Estórias Simples
Coluna de Patrícia Rosa-Mendes
4 MIN DE LEITURA | Revista 51
Do poder e do amor
“Our life like a breath, then, a give
And a take, a bridge, a central movement,
Between singing a separate self
And learning to be selfless.”
David Whyte, Essentials
(A nossa vida como um sopro, então, um dar / e um receber, uma ponte, um movimento central, / entre cantar um eu separado / e aprender a não ter eu – tradução livre)
Trocadilho entre self-eu/ego e selfless-sem eu/ego, sendo que selfless pode ser traduzido por “sem egoísmo”
O que se passa com os homens que não gostam de mulheres? E com as mulheres que também não gostam de mulheres? Recentemente, confrontei-me com dois episódios de violência dirigida especificamente a mulheres, que me chocaram profundamente: um, passou-se na Austrália, com um homem que invadiu um centro comercial e atacou e esfaqueou 18 mulheres, matando algumas e deixando outras em estado crítico. O outro, foi-me contado por uma amiga: um ataque gratuito de um homem a uma jovem no Metro de Lisboa.
Ambos me falam de uma misoginia tão entranhada quanto violenta, enquanto me deixam perplexa: porque é que as mulheres são uma tão grande ameaça, aos homens e aos poderes vigentes? Que mentalidade tão infantil é esta que não suporta nenhuma alteração ao status quo, interpretando-a como agressão à sua identidade? E que identidade é esta que se baseia na ideia de superioridade e de direito intrínseco a exercer um domínio sobre o Outro? O que leva a tanto ódio? E como é que este ódio não é reconhecido pelo que é?

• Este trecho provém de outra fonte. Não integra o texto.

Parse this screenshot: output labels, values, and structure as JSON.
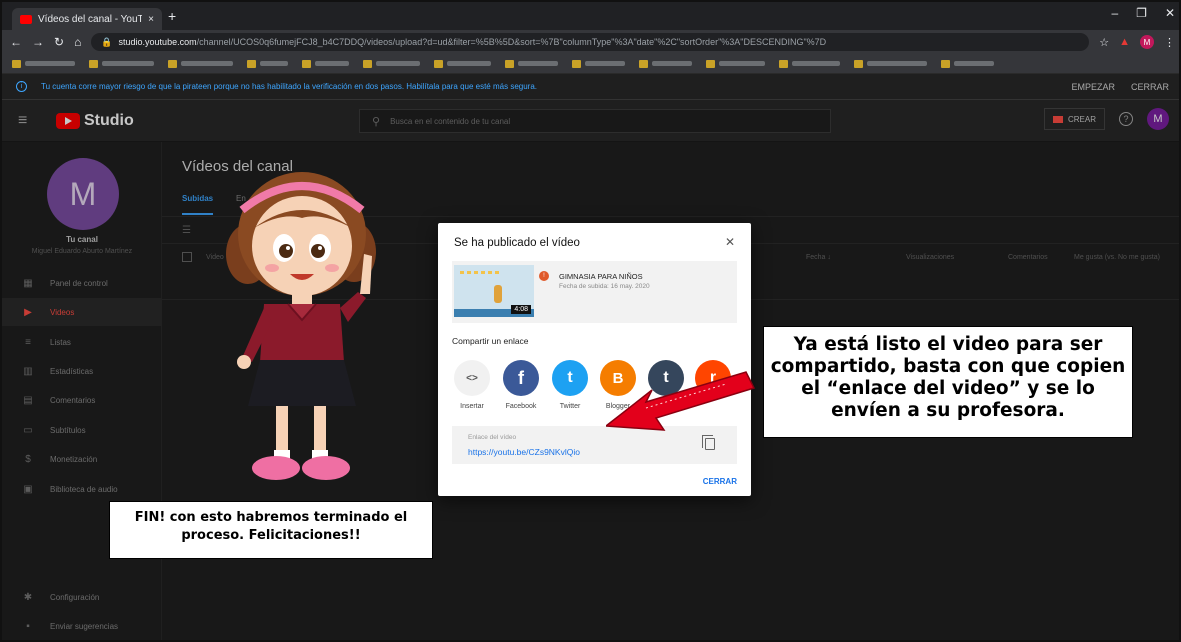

A misoginia é a primeira e mais antiga forma de discriminação, presente em todas as culturas e sociedades que conhecemos, desde o início da história (mas, aparentemente não durante as culturas e civilizações da pré-história). Ela é uma das marcas daquilo que conhecemos como o sistema político e social do Patriarcado, um sistema cuja premissa mais enraizada é a do domínio, a forma como concebe o poder. Neste sistema, o mais importante é ter poder, e ter poder é dominar algo ou alguém: terra, propriedade, bens, pessoas, animais, plantas, dinheiro, conhecimento, informação…. Seja o que for, só somos poderosos se dominarmos: domino uma técnica, domino uma forma de estar, domino através do dinheiro ou da posição, domino porque me sinto mais capaz ou melhor do que os outros, porque qualquer expressão da essência autêntica do outro me ameaça e me faz sentir inferior. Tenho de manter o outro sobre o meu domínio – figurado ou literal – para me sentir forte. Assim, todos nós, aqui chegados à vida, aprendemos desde cedo que temos de alcançar algum tipo de poder sobre alguma coisa ou alguém para conseguirmos sobreviver, física ou emocionalmente, e por muito que mais tarde vamos desconstruindo esta ideia, a verdade é que aquilo que nos moldou no início da vida, mantém-se nas profundezas do inconsciente.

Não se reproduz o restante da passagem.